2) l’universalisation de l’action entraîne la destruction de l’humanité. (l’humanité
désigne la rationalité en nous).
Exemple : l’universalisation de la règle «Je peux tuer si cela m’est utile» dans une
société conduirait à son autodestruction et cela équivaudrait pour l’humanité à vouloir
sa propre destruction ce qui est irrationnel. Puisqu’il est irrationnel d’adopter
universellement cette règle, et qu’au contraire je peux vouloir que tout être rationnel
adopte la règle «Je ne dois pas tuer», j’en fais un impératif catégorique.

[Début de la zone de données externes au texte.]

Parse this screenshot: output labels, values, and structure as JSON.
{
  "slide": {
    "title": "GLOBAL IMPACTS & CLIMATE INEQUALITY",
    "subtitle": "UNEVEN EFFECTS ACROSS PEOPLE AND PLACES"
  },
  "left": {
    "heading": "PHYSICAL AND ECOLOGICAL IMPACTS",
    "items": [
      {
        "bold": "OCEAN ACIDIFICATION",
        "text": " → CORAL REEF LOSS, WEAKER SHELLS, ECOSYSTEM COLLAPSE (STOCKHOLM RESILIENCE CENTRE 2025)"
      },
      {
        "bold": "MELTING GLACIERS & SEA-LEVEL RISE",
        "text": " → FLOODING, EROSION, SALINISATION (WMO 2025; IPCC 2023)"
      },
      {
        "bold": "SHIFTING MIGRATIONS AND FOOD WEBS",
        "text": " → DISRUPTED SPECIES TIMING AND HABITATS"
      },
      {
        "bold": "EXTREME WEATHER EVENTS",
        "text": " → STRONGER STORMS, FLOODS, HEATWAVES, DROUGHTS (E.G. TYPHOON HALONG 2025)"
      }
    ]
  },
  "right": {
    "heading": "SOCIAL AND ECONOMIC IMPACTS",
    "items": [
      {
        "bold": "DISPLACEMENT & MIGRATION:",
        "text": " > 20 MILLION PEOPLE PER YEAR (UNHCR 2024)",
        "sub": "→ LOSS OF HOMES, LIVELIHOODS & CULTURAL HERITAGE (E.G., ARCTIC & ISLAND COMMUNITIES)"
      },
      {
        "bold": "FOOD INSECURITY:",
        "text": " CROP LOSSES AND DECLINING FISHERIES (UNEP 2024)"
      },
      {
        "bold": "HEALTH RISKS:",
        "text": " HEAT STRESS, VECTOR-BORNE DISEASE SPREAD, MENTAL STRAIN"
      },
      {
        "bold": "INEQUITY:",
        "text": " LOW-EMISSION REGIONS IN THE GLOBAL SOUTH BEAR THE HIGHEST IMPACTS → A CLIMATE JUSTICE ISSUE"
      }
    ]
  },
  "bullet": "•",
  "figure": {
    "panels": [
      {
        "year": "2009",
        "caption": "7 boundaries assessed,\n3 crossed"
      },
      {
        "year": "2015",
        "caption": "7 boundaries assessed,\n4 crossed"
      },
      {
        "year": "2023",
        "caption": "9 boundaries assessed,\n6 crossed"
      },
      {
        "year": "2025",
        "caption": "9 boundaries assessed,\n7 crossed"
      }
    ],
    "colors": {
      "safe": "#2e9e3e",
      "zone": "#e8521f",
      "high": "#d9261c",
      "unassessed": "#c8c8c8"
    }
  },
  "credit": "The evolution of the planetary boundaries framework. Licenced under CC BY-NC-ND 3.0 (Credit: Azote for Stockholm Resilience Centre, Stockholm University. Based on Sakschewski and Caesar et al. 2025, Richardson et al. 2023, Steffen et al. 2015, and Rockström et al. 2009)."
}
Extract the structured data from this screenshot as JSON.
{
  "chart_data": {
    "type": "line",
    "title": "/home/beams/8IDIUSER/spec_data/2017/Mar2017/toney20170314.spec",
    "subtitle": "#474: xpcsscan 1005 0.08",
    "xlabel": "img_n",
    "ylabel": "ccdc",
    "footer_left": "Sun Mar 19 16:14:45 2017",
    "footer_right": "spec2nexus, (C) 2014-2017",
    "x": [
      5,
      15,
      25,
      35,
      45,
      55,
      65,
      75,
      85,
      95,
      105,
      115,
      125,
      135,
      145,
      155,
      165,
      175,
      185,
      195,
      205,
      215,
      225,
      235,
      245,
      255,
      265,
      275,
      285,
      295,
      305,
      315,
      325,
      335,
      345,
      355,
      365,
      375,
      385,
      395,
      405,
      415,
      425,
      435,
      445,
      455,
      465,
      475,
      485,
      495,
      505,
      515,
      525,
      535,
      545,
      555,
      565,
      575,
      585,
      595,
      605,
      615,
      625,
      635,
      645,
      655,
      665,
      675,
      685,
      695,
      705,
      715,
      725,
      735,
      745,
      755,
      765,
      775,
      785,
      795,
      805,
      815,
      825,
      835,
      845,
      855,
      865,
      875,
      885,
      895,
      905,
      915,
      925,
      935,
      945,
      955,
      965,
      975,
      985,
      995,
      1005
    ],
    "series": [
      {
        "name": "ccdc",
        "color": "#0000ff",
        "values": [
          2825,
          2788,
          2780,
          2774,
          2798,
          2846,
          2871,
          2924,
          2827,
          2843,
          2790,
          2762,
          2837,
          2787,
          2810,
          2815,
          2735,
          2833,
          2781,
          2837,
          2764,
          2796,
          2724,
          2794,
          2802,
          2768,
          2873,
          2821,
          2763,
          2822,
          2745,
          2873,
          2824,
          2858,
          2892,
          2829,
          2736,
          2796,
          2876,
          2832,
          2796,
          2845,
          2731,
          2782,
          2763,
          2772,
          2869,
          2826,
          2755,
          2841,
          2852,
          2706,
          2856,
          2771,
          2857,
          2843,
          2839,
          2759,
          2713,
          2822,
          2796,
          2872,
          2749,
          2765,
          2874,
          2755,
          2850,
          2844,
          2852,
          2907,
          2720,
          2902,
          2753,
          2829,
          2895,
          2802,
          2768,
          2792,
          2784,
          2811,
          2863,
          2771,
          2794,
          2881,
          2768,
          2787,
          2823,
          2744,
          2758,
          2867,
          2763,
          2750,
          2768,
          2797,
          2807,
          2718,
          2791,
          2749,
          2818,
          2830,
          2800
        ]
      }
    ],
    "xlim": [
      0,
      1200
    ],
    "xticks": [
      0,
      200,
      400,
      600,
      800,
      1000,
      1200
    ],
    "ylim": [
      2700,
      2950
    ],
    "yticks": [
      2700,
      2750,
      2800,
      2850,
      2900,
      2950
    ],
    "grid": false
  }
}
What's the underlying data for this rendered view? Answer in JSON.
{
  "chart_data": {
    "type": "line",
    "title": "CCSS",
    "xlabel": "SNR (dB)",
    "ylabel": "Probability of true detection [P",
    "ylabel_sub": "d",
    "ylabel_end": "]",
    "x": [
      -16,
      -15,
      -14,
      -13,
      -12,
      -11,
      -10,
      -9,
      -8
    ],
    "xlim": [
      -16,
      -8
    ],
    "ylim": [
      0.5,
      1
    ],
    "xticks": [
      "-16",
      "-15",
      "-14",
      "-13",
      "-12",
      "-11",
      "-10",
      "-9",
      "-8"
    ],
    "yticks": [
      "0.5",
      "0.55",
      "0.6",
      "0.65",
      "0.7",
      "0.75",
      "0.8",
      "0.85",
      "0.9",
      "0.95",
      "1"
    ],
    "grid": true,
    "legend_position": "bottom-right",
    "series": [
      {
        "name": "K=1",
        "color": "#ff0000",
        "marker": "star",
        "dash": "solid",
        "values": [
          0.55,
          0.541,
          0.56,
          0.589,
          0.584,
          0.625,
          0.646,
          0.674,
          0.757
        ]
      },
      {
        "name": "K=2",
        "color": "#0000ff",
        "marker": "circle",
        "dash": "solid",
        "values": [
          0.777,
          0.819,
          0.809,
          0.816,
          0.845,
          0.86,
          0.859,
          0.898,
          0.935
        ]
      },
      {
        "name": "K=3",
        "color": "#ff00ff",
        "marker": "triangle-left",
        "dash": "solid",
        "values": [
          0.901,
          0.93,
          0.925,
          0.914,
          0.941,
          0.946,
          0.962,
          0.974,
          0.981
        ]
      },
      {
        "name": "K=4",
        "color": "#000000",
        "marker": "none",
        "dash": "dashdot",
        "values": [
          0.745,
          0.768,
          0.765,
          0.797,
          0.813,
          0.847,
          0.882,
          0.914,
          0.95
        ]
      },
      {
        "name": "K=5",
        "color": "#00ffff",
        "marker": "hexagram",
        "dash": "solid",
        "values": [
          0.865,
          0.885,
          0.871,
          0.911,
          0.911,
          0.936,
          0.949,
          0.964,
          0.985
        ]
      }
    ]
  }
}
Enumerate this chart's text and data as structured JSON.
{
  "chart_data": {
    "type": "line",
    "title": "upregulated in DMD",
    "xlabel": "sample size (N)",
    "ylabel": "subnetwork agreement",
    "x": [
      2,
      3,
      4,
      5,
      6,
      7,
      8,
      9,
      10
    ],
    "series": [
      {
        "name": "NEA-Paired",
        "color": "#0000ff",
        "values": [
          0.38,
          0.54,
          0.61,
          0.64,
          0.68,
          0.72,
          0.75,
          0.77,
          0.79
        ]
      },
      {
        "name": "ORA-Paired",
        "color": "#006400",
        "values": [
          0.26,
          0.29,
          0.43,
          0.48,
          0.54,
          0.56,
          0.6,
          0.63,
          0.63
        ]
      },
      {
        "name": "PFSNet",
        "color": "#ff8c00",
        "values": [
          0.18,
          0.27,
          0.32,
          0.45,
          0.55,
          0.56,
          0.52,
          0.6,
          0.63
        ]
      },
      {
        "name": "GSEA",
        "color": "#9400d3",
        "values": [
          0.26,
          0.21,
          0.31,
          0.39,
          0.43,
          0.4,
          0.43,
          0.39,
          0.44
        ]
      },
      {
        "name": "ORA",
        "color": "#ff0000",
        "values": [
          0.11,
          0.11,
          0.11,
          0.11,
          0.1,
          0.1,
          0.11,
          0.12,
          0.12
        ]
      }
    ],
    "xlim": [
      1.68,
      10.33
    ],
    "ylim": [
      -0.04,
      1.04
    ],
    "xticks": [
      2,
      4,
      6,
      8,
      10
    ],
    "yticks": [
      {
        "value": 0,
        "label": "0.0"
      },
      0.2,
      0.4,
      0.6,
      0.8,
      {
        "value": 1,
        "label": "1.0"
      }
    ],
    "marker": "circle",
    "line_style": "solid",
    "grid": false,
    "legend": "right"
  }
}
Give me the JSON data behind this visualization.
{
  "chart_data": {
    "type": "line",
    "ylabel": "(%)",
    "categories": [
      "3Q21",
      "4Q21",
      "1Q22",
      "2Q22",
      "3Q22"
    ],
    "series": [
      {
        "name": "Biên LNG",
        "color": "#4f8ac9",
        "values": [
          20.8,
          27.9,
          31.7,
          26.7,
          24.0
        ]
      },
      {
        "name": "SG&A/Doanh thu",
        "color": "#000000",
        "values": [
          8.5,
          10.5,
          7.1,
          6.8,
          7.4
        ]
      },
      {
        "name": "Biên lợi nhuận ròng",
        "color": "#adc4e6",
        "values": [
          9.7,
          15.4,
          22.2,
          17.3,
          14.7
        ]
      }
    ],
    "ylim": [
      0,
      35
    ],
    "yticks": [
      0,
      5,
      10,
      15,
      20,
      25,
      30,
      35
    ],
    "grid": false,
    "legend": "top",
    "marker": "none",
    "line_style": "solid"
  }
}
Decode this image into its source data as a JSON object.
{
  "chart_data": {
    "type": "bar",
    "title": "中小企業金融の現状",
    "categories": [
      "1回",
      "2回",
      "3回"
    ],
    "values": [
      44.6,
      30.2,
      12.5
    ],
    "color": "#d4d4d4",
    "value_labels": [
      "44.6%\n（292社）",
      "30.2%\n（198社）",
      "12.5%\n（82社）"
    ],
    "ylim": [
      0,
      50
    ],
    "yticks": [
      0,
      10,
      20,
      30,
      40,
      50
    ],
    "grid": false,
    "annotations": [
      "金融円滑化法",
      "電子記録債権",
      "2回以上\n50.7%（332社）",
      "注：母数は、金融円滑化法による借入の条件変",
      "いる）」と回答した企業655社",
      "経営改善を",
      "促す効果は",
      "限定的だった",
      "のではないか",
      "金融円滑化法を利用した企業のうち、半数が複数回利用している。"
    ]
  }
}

3) l’universalisation de l’action va à l’encontre des intérêts fondamentaux de tout être
raisonnable.
Exemple : l’universalisation de la règle «Je ne vais rien faire pour aider ceux qui
sont dans le besoin ni les secourir s’ils sont en détresse, sauf si j’en tire un avantage»
va à l’encontre des intérêts fondamentaux de tout être rationnel. En effet, si tout le
monde adoptait cette règle, je ne recevrais aucune aide en cas de besoin (en cas de
maladie grave ou de perte d’autonomie par exemple), il serait donc irrationnel de ma
part de vouloir que cette règle devienne une loi. Il faut remarquer que si l’obligation
de bienveillance envers les autres est un impératif catégorique, elle est moins stricte
que les interdits qui découlent des 2 premières formulations. Elle dépend dans son
application de la liberté de l’individu de l’interpréter de façon plus ou moins stricte. Il
n’y a pas d’obligation de se sacrifier totalement pour le bien d’autrui.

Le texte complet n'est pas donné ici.